Avec M. QUELLE, une sorte de théâtre de l’absurde, une farce poétique douce-amère nous est jouée avec humour. Télescopage de pensées déstabilisantes et de déconvenues philosophiques dont le personnage est tantôt l’origine, tantôt le sujet pour un narrateur très attentif aux humeurs existentielles de sa créature. On y trouve tout, et surtout nous-mêmes, les humains. « Quelle », c’est « la source » en allemand.
Que trouve-t-on par ailleurs dans la source ? Un peu tout. Des images fortes : Il se soumit, le cou dégagé, sa tête s’offrant au couperet ainsi qu’elle se montra entre les cuisses de sa génitrice… Il riait sous cape juste avant, seul, contre l’enfant qu’il fut et qu’il avait étouffé sa vie durant. Des néologismes réjouissants : la « syngîte » offerte à M. Quelle par une cellule administrative mise à son service afin de l’accompagner dans son évolution psychologique car il n’était pas le premier à quitter son statut d’homme pour celui de singe puisque l’adaptation physiologique, elle, ne présentait pas de difficultés majeures ; ou les phénomènes appelés « miracules » pour petits miracles, qui furent découverts et nommés ainsi par un Canadien, comme on le devine par la sonorité désuète du terme.
Dans les interrogations métaphysiques ou dérisoires, on se glisse avec plaisir même si la lecture in extenso est déroutante ; mon attention ayant eu un peu de mal à suivre les soubresauts de la pensée du personnage qui fait quelquefois songer à la course d’une bille dans un flipper.
Mélange de Monsieur Teste par la recherche – même pataphysique – de la pensée pure, de Monsieur Hulot par la difficulté que M. Quelle montre à s’insérer dans ce monde, de Bouvard et Pécuchet par le ton sentencieux et définitif fréquemment adopté ; j’y ai même vu à certains moments du Tex Avery, du burlesque de Slapstick Comedy. On peut tout remplacer dans les raisonnements suivis par M. Quelle, ainsi qu’il est écrit dans le chapitre « Combattre l’ennui » : M. Quelle se trouvait devant un parterre de jeunes salariés (si celle allusion au petit monde de l’entreprise blesse la lecture du poème, remplacer salariés par fleurs ou tombes ou circuits électriques).

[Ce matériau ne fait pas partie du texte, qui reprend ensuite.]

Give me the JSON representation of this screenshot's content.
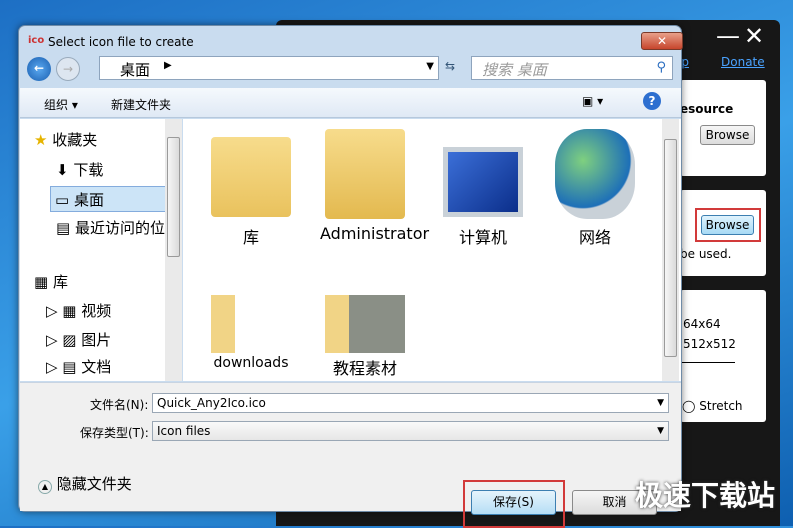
{
  "app": {
    "help_link": "lp",
    "donate_link": "Donate",
    "resource_label": "esource",
    "browse1": "Browse",
    "browse2": "Browse",
    "used_text": "be used.",
    "size1": "64x64",
    "size2": "512x512",
    "stretch": "Stretch"
  },
  "dialog": {
    "title": "Select icon file to create",
    "address": "桌面",
    "search_placeholder": "搜索 桌面",
    "toolbar": {
      "organize": "组织 ▾",
      "new_folder": "新建文件夹"
    },
    "nav": [
      {
        "label": "收藏夹"
      },
      {
        "label": "下载"
      },
      {
        "label": "桌面"
      },
      {
        "label": "最近访问的位置"
      },
      {
        "label": "库"
      },
      {
        "label": "视频"
      },
      {
        "label": "图片"
      },
      {
        "label": "文档"
      }
    ],
    "files": [
      {
        "label": "库"
      },
      {
        "label": "Administrator"
      },
      {
        "label": "计算机"
      },
      {
        "label": "网络"
      },
      {
        "label": "downloads"
      },
      {
        "label": "教程素材"
      }
    ],
    "filename_label": "文件名(N):",
    "filename_value": "Quick_Any2Ico.ico",
    "type_label": "保存类型(T):",
    "type_value": "Icon files",
    "hide_folders": "隐藏文件夹",
    "save": "保存(S)",
    "cancel": "取消"
  },
  "watermark": "极速下载站"
}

Les tribulations de M. Quelle donnent l’impression d’une IA qui découvrirait le monde et la société humaine : Décidemment, M. Quelle jamais ne put se plier aux notions de bien et de mal. Certes, il les utilisait pour suivre une série à la télévision. Grâce à elles, il rangeait sans peine les personnages en deux catégories : les bons et les mauvais, même si le scénario se voulait subtil. Ou encore : Il se rabattit sur des livres savants. Mais, passé leurs grands principes, qui l’exaltaient, il se perdait en conjectures quant à leur mise en application. Ce n’est plus une IA, c’est nous-mêmes.
Des saillies nous font revenir à l’attention : Oui, la geôle libre et confortable est l’avenir de l’homme. Le narrateur va et vient du personnage au lecteur qu’il ne se contente pas de prendre à témoin : nous voici instrumentalisé en tant que personnage nous-même, accompagné par un sourire retors ou bienveillant selon l’objet du chapitre. On se salue beaucoup entre personnage, auteur et lecteur ; ce miroir qui nous est tendu fréquemment nous déstabilise délicieusement. Si nous y voyons M. Quelle, nous pouvons également nous y reconnaître. Si c’est ce que souhaite Pierrick de Chermont, c’est réussi.